So Long, See You Tomorrow by Bombay Bicycle Club

So Long, See You Tomorrow by Bombay Bicycle Club


When does a band transcend cheap genre-hopping to become the sort of act that experiments in order to truly discover? Bombay Bicycle Club may not be there yet, but boy, are they giving it a try.


In addition to their meat-and-potatoes debut I Had The Blues But I Shook Them Loose, the London-based indie quartet have put out the obligatory “quiet” record as well as a dance-y, sort-of-adventurous one. While those were turned around rather quickly (within a span of three years), the unexpected success of 2011’s A Different Kind Of Fix forced them to reevaluate their music. If they were going to make synth-laced indie pop going forward, they would have to establish a formula that would work for them on a consistent basis.


In addition to his regular touring commitments, lead vocalist Jack Steadman spent the majority of the past three years travelling through Turkey, India, and Japan. And so what follows is naturally a world music-influenced record full of folksy samples from Bollywood and old-school musicals, although So Long, See You Tomorrow is more than an artsy palate of exotic thrills.


#1. Overdone 3:39
#2. It’s Alright Now 4:10
#3. Carry Me 4:26
#4. Home By Now 4:35
#5. Whenever Wherever 5:31
#6. Luna 3:11
#7. Eyes Off You 3:57
#8. Feel 5:00
#9. Come To 4:25
#10. So Long, See You Tomorrow 6:03


Jack Steadman: Lead Vocals, Guitar, Piano
Jamie MacColl: Guitar
Suren de Saram: Drums, Percussion
Ed Nash: Bass


Jack Steadman
Mark Rankin


3rd February, 2014


Carry Me
It’s Alright Now


Overdone, an aptly-titled overproduced number, chimes in with a repetitive string sample, steady bass, and stuffy drumlines. Despite these weaknesses, a handful of chunky guitar parts and some neat synth programming result in a track that is fun to listen to. There are no such issues with It’s Alright Now, an out-and-out insanely addictive cut fueled by a relentless marching band beat and reassuring lyrics.


Certain aspects are immediately familiar to the latent BBC fan. The title track for instance, is exactly the sort of Sigur Ros influenced slow burner that defined the acoustic Flaws. Acerbic lead single Carry Me – although done in by the unnecessary breakdowns and meandering escapades – definitely has potential to chart on something like mtvU. Maybe Calvin Harris could drop a helpful remix?


On the other hand, the role of the electric guitar seems to have receded dramatically, barring the odd solo or introductory riff. For the most part, MacColl seems to be content to let his instrument do little more than accentuate a hook here, or complete a missing melodic line there.

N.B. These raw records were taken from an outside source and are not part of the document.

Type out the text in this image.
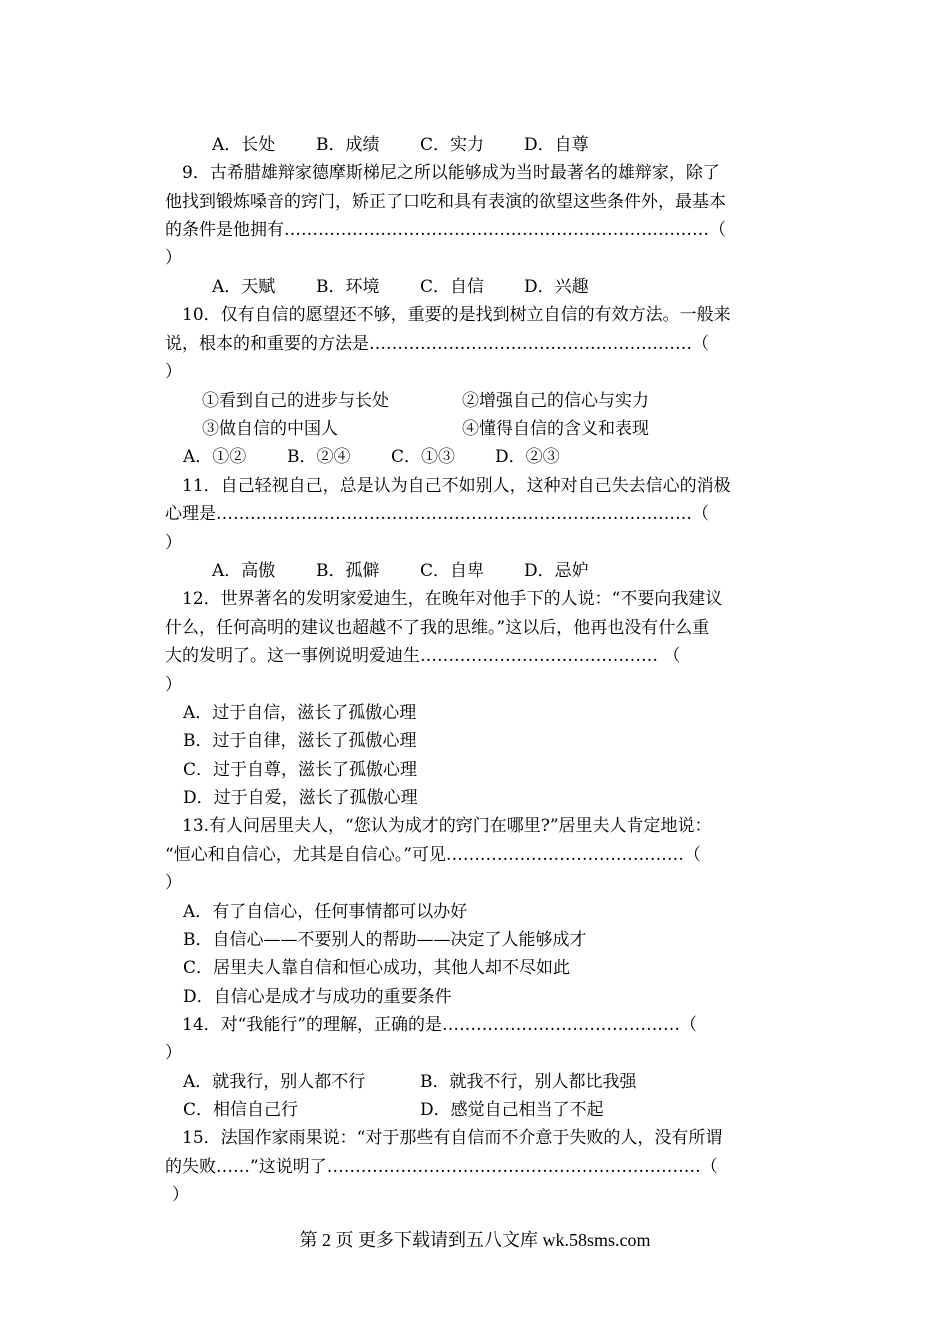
A．长处 B．成绩 C．实力 D．自尊
9．古希腊雄辩家德摩斯梯尼之所以能够成为当时最著名的雄辩家，除了
他找到锻炼嗓音的窍门，矫正了口吃和具有表演的欲望这些条件外，最基本
的条件是他拥有…………………………………………………………………（
）
A．天赋 B．环境 C．自信 D．兴趣
10．仅有自信的愿望还不够，重要的是找到树立自信的有效方法。一般来
说，根本的和重要的方法是…………………………………………………（
）
①看到自己的进步与长处	②增强自己的信心与实力
③做自信的中国人	④懂得自信的含义和表现
A．①② B．②④ C．①③ D．②③
11．自己轻视自己，总是认为自己不如别人，这种对自己失去信心的消极
心理是…………………………………………………………………………（
）
A．高傲 B．孤僻 C．自卑 D．忌妒
12．世界著名的发明家爱迪生，在晚年对他手下的人说：“不要向我建议
什么，任何高明的建议也超越不了我的思维。”这以后，他再也没有什么重
大的发明了。这一事例说明爱迪生…………………………………… （
）
A．过于自信，滋长了孤傲心理
B．过于自律，滋长了孤傲心理
C．过于自尊，滋长了孤傲心理
D．过于自爱，滋长了孤傲心理
13.有人问居里夫人，“您认为成才的窍门在哪里?”居里夫人肯定地说：
“恒心和自信心，尤其是自信心。”可见……………………………………（
）
A．有了自信心，任何事情都可以办好
B．自信心——不要别人的帮助——决定了人能够成才
C．居里夫人靠自信和恒心成功，其他人却不尽如此
D．自信心是成才与成功的重要条件
14．对“我能行”的理解，正确的是……………………………………（
）
A．就我行，别人都不行	B．就我不行，别人都比我强
C．相信自己行	D．感觉自己相当了不起
15．法国作家雨果说：“对于那些有自信而不介意于失败的人，没有所谓
的失败……”这说明了…………………………………………………………（
）
第 2 页 更多下载请到五八文库 wk.58sms.com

Loops and samples do the bulk of the heavy lifting, along with de Saram’s busy drumming and Nash’s extremely catchy bass lines.


Even Steadman’s marshmallow-soft intonation is at constant risk of being overwhelmed; not surprisingly the best songs feature Lucy Rose or Rae Morris assisting with the vocals. Ms. Morris coaxes you Lorde-like on the stratospheric Luna, elevating it from a decent pop single to something that will surely win over hordes of new fans.


Ms. Rose (who is also in the midst of launching her solo career) is less characteristic in her performances: often she ends up sounding just like a more feminine version of Steadman, as on the Wiz Khalifa-esque Home By Now. But she remains equally committed to pulling her weight for the sweet harmonies that are the lifeblood of a typical BBC chorus.


Eyes Off You breaks away from the whirlwind world tour as the band settle themselves in for what would appear to be a comfortable home stretch. But the brassy Feel and the open-to-interpretation Come To keep the listener guessing, although they manage far less resonance than the top six.


Keep an open mind and a sense of adventure, and See You Tomorrow is bound to be a pleasant experience.